On Monday morning we were rudely awakened at 6:30am to the sound of people banging around and generally being very noisy- there were loads of workmen milling around the abattoir working on the sets we’d explored the night before, however neither of us were sure exactly why they started so early. We packed up and headed off on our way, via Intermarche where we got our daily supplies and Neola finally found some (Hello Kitty) sunglasses that would stop flies going in her eyes every 4 seconds.
With the sky grey and weather cool it was another fairly relaxed day on the Canal de Garonne. But with the constant flat canal cycling and unchanging scenery, beautiful as it was, we were starting to get a little bored. Until lunchtime, the only major occurrences were getting stuck behind a bin lorry that smelt of dead bodies and lots of speculation on why there were so many ramblers on the perfectly flat canal in full hiking gear complete with OS maps and titanium walking poles. There were no mountains or even hills within a 50 mile radius. Maybe it’s a scene thing we just don’t get.
As the weather picked up we stopped and ate our lunch of pic’n’mix cheese and bread on a jetty by the canal. We were in a section with a big rise of 5 locks and here the canal split in 2: one way took the conventional approach of one lock after another to guide you to the next bit of water and the other was this bad boy:
The Montech water slope. It ascends boats up in one go to the next bit of canal by moving the boat and all its water upwards. Whilst spectacular and a great bit of engineering, it did seem a little bit pointless. It also didn’t seem to have moved in quite a while given the amount of avian life living in and underneath it. I could be wrong though and I’d love to have seen it in action.
We cracked on again in the midday heat, going as quick as we could on the often very bumpy path to try keep some semblance of cool breeze going by.

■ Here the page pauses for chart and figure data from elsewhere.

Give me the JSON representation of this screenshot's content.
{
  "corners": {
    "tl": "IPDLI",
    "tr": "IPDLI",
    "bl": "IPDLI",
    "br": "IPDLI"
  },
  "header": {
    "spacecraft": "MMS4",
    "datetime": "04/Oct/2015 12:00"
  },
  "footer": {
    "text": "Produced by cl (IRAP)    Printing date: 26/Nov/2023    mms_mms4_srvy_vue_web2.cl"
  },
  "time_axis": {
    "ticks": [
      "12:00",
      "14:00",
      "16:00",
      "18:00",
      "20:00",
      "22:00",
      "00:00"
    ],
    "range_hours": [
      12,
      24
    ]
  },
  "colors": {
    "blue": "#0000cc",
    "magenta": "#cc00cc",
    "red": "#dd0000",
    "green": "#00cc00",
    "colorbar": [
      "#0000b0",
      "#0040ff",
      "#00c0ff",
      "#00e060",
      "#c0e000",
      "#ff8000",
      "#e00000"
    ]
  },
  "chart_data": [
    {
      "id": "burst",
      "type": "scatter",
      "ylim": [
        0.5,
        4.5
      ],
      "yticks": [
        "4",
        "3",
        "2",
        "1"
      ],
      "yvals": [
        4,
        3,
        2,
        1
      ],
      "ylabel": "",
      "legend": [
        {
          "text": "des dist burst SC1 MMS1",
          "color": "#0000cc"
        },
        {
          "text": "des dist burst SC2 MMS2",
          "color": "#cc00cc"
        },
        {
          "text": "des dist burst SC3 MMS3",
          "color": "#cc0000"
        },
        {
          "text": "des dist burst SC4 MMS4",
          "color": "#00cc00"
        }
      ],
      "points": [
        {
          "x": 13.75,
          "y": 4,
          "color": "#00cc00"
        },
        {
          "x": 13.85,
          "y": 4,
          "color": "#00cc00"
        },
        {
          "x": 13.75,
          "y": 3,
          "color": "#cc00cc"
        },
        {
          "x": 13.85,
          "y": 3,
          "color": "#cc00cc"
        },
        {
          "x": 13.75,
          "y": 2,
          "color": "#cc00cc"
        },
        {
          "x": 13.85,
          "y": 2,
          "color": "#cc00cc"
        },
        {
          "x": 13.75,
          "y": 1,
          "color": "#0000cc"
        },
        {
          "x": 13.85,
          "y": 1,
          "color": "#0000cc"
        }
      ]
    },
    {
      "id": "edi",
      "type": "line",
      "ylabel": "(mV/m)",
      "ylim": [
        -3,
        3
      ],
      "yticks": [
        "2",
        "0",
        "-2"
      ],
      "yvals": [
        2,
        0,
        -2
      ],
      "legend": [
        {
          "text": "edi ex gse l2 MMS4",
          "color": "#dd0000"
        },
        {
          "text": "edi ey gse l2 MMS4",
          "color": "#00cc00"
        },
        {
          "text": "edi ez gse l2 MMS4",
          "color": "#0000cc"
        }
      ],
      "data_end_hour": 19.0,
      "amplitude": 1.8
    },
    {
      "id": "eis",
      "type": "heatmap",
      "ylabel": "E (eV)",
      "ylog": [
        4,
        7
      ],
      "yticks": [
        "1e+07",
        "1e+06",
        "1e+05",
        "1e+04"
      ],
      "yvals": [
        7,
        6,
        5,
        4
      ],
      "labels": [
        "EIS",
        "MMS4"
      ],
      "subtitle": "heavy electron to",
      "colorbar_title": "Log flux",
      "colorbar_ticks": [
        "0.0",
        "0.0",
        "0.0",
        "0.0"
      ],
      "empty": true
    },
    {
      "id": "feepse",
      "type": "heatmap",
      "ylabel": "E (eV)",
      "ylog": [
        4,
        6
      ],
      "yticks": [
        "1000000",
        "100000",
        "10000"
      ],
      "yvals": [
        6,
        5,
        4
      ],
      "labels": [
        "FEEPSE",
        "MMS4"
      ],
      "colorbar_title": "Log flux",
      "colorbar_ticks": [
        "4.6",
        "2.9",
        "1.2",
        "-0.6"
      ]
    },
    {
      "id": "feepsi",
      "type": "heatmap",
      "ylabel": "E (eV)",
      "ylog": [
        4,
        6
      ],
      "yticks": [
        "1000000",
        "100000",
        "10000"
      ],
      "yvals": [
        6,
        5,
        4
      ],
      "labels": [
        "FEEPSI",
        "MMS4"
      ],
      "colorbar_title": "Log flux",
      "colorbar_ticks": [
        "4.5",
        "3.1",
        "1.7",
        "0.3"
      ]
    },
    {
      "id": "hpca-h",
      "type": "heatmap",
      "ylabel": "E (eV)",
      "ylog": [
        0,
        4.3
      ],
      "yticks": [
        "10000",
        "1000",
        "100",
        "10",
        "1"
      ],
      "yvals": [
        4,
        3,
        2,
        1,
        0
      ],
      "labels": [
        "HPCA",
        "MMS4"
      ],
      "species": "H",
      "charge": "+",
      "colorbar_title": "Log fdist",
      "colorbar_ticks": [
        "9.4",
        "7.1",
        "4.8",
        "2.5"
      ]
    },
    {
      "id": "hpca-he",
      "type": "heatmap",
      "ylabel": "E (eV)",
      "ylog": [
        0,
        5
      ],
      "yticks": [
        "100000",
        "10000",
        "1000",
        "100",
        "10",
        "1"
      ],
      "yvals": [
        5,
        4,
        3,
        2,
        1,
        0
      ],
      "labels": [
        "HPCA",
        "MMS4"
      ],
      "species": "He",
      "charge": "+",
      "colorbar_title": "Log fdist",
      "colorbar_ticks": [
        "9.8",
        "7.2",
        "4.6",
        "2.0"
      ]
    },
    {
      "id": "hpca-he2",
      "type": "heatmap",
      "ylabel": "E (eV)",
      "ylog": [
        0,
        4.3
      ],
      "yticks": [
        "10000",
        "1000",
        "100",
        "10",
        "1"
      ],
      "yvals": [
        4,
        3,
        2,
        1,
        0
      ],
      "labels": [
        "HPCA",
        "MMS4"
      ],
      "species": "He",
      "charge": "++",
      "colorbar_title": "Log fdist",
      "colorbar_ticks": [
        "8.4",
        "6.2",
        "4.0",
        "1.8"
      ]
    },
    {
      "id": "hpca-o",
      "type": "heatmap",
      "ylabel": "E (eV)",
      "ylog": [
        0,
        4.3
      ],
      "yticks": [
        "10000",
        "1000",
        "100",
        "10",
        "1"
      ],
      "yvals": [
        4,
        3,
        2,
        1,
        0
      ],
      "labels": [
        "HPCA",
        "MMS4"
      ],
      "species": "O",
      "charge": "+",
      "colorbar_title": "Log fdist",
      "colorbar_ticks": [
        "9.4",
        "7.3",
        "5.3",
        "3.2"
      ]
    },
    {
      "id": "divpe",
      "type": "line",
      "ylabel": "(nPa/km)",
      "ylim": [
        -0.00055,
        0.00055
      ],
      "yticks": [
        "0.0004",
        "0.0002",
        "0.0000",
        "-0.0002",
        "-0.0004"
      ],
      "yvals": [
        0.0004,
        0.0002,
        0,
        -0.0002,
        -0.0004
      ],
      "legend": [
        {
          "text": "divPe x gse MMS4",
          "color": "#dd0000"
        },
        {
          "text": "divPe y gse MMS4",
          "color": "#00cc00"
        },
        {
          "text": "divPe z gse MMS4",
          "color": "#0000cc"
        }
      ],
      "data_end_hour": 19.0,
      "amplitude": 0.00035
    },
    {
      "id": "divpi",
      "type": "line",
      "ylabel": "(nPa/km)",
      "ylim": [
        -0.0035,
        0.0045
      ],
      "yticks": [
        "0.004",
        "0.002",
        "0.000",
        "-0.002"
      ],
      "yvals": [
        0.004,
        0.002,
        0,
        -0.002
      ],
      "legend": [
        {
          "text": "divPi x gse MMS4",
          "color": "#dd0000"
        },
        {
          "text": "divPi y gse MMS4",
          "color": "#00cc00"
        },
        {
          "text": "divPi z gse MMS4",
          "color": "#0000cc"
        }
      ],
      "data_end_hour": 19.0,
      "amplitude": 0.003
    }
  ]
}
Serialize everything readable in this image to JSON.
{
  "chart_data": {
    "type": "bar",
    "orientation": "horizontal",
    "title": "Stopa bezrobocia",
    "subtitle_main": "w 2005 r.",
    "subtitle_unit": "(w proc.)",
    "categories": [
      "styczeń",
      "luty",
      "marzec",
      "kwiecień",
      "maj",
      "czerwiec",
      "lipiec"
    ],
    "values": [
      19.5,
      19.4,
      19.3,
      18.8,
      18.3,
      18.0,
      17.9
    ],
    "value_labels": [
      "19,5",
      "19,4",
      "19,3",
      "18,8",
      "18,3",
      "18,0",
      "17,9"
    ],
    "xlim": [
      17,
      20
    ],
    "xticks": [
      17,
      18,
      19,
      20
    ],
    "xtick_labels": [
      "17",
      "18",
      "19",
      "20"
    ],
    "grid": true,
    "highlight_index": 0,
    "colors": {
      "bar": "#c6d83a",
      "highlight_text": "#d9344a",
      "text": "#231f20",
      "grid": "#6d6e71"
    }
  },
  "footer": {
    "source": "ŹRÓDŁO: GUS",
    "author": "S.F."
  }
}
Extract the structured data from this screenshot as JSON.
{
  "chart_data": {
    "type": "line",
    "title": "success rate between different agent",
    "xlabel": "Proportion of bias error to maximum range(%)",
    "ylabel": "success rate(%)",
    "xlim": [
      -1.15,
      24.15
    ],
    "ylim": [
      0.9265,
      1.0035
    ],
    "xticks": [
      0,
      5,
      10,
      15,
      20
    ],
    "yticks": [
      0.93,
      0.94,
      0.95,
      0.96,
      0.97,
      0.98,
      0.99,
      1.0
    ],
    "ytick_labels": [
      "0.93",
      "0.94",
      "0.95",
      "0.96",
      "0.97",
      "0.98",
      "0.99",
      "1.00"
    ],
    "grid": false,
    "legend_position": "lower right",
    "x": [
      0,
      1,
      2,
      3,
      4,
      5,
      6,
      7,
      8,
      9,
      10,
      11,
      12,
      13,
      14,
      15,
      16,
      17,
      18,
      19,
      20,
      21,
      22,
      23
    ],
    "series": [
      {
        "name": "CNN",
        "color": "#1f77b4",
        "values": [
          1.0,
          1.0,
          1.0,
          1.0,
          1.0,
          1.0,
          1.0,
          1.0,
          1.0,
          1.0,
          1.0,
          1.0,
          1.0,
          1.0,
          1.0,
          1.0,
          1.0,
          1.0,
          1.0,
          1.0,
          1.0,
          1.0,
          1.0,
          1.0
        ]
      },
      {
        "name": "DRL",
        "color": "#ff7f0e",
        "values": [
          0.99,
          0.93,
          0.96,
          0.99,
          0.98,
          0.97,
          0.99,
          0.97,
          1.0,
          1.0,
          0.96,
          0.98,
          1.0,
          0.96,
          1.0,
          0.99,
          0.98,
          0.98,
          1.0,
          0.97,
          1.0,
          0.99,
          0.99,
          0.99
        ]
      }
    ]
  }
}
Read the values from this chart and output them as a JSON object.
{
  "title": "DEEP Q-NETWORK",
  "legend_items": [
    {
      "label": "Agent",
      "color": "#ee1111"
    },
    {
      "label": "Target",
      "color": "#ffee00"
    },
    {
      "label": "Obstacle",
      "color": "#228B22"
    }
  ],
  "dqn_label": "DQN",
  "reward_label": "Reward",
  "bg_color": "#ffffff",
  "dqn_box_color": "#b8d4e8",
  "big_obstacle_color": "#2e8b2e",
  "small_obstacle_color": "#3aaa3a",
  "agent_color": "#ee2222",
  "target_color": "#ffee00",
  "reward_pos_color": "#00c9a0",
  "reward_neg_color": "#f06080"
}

By about 4pm we were approaching Toulouse, and the end of the Canal de Garonne. Here it would turn into the Canal du Midi which runs from Toulouse to the Mediterranean sea. As we approached we could clearly see we were heading for a city: lots of graffiti, big industrial estates and plenty of litter strewn about. At the end of the canal we were met with some useful signage.
And after consulting it we found which canal we needed and headed in that direction. Neola needed to check her emails for work as it had been a few days since we’d had internet plus we also needed something for tea so we took a little detour to McDonalds (for the free WiFi, not the Croque McDo this time) and to a shopping centre supermarket where I got escorted outside with our bikes and then approached by a man who looked suspiciously like he’d just stolen a block of cheese, smelled quite strongly of beer and started chatting to me about French cinema.
Escaped from the city drunks, fully stocked up and internet chores complete, we traversed Toulouse traffic once more to get back to the canal, after Neola got stuck in the middle of a road for several long minutes…
The canal though Toulouse was a busy thoroughfare of people on bikes, rollerblades or on foot either commuting or just out and about. The next most abundant thing we saw on the canal was tents, loads of them. And not just tents on their own, most had sofas, chairs, tables and even cupboards outside where people had clearly set-up home and had been living for some time. The biggest one we saw under a bridge consisted of a large tent, a sofa, coffee table and loads of kitchen cabinets.
It was quite a departure from the very clean and tidy Bordeaux to see homeless now lining the canal through Toulouse. Even when we ventured briefly into the city it was much of the same, looking and feeling very run down. You could call it a shithole, but that would just be mean.
The canal out of Toulouse quickly turned from urban jungle back into countryside, not before having the pleasure of cycling down a helter-skelter style bridge.
68 miles down that day, we threw in the towel in a town just outside Toulouse called Dayme and found our campsite for the night where we ate tea, played table football and watched the planes from the nearby airport take off and land which made Neola, the plane-o-phobe, very nervous.